Sock tuah! Lost knee high finally found in lint trap - The Beaverton

Sock tuah! Lost knee high finally found in lint trap

REGINA – A local woman is celebrating tonight after finding her long lost work sock in the last place she looked – the lint trap of her dryer.

“There’s really only a few places that missing can go when they disappear in the laundry,” local nightlife hostess Marissa Simpson said, clutching the rediscovered sock happily. “Behind the drum, the lint trap, and real Christian purgatory. I’m just glad it wasn’t the last option.”

Much like a magician with a very specific sick fucking fetish we can’t name on this website, dryers are known for making socks disappear. But when Simpson’s sock went missing, she assumed the sock would turn up somewhere else entirely.

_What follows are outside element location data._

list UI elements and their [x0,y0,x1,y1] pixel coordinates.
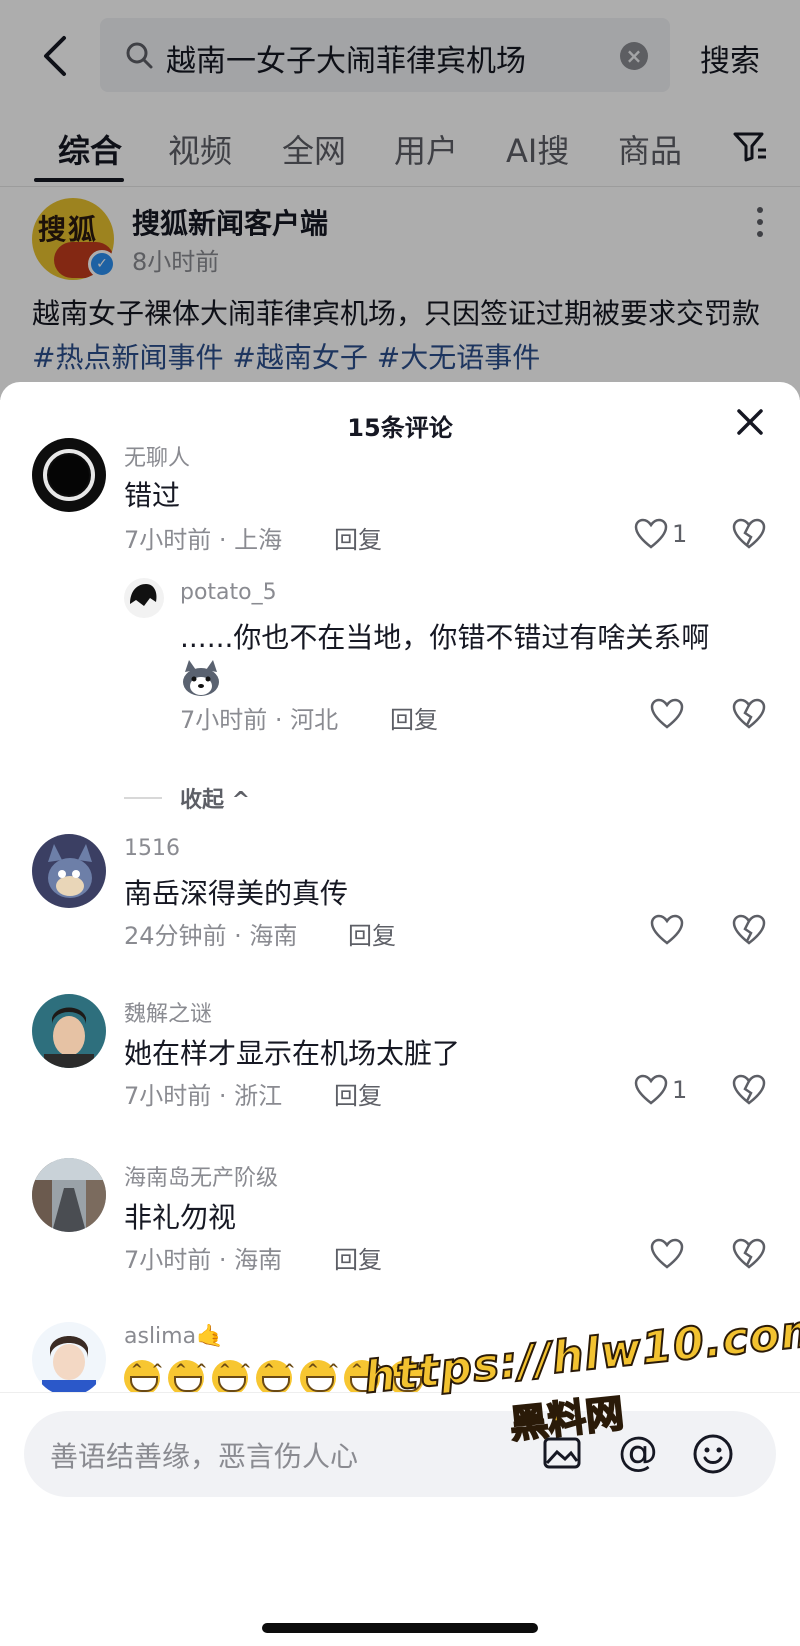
like-heart-icon[interactable] [650,698,684,730]
comment-text: 南岳深得美的真传 [124,877,349,910]
comment-username[interactable]: aslima🤙 [124,1324,223,1349]
reply-button[interactable]: 回复 [334,1076,382,1111]
reply-button[interactable]: 回复 [348,916,396,951]
comment-username[interactable]: potato_5 [180,580,277,605]
like-heart-icon[interactable] [650,1238,684,1270]
comment-text: 她在样才显示在机场太脏了 [124,1037,461,1070]
collapse-divider-line [124,797,162,799]
comments-count-title: 15条评论 [347,414,453,442]
user-avatar[interactable] [32,1158,106,1232]
dislike-broken-heart-icon[interactable] [732,1074,766,1106]
comment-text: ......你也不在当地，你错不错过有啥关系啊 [180,621,710,654]
comment-username[interactable]: 无聊人 [124,440,190,472]
comment-meta: 7小时前 · 河北 [180,706,339,734]
like-heart-icon[interactable] [650,914,684,946]
comment-meta: 7小时前 · 海南 [124,1246,283,1274]
grin-emoji-icon [168,1360,209,1396]
like-heart-icon[interactable] [634,518,668,550]
comment-username[interactable]: 海南岛无产阶级 [124,1160,278,1192]
comment-text: 非礼勿视 [124,1201,237,1234]
user-avatar[interactable] [32,1322,106,1396]
collapse-replies-button[interactable]: 收起 ^ [124,782,324,813]
user-avatar[interactable] [124,578,164,618]
watermark-site-name: 黑料网 [507,1390,627,1448]
comment-text: 错过 [124,479,181,512]
comment-meta: 7小时前 · 上海 [124,526,283,554]
husky-emoji-icon [183,660,219,696]
reply-button[interactable]: 回复 [334,520,382,555]
reply-button[interactable]: 回复 [334,1240,382,1275]
grin-emoji-icon [300,1360,341,1396]
home-indicator [262,1623,538,1633]
comment-meta: 7小时前 · 浙江 [124,1082,283,1110]
comment-username[interactable]: 1516 [124,836,180,861]
dislike-broken-heart-icon[interactable] [732,698,766,730]
grin-emoji-icon [212,1360,253,1396]
dislike-broken-heart-icon[interactable] [732,1238,766,1270]
background-dim-overlay[interactable] [0,0,800,400]
comment-meta: 24分钟前 · 海南 [124,922,298,950]
dislike-broken-heart-icon[interactable] [732,914,766,946]
comment-username[interactable]: 魏解之谜 [124,996,212,1028]
dislike-broken-heart-icon[interactable] [732,518,766,550]
like-count: 1 [672,520,688,548]
grin-emoji-icon [124,1360,165,1396]
grin-emoji-icon [256,1360,297,1396]
user-avatar[interactable] [32,834,106,908]
like-heart-icon[interactable] [634,1074,668,1106]
user-avatar[interactable] [32,438,106,512]
comment-input-placeholder: 善语结善缘，恶言伤人心 [50,1440,359,1473]
user-avatar[interactable] [32,994,106,1068]
reply-button[interactable]: 回复 [390,700,438,735]
close-icon[interactable] [732,404,768,440]
like-count: 1 [672,1076,688,1104]
collapse-label: 收起 ^ [180,788,251,813]
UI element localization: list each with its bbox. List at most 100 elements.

“I looked in the washer, and behind the washer, and in the hallway, and in the laundry bin,” she listed thoughtfully. “I didn’t even think about checking the dryer again until the next day, which was kind of stupid of me, I guess.”

When Simpson checked the drum, it was totally empty – much like a magician’s hat during another one of his depraved displays of witchcraft. Then, Simpson thought she’d check somewhere a little more farfetched – the dryer’s lint trap, a notoriously small tray that seems like an unlikely place to find a sock as large as a knee high.

“Lo and behold, there it was – a long black sock in that thang,” Simpson smiled. “It all worked out. Maybe Mondays aren’t so bad, after all.”

Simpson is accepting in-person congratulations at her workplace, the White Rabbit – Regina’s only place for reliably disgusting live magic entertainment.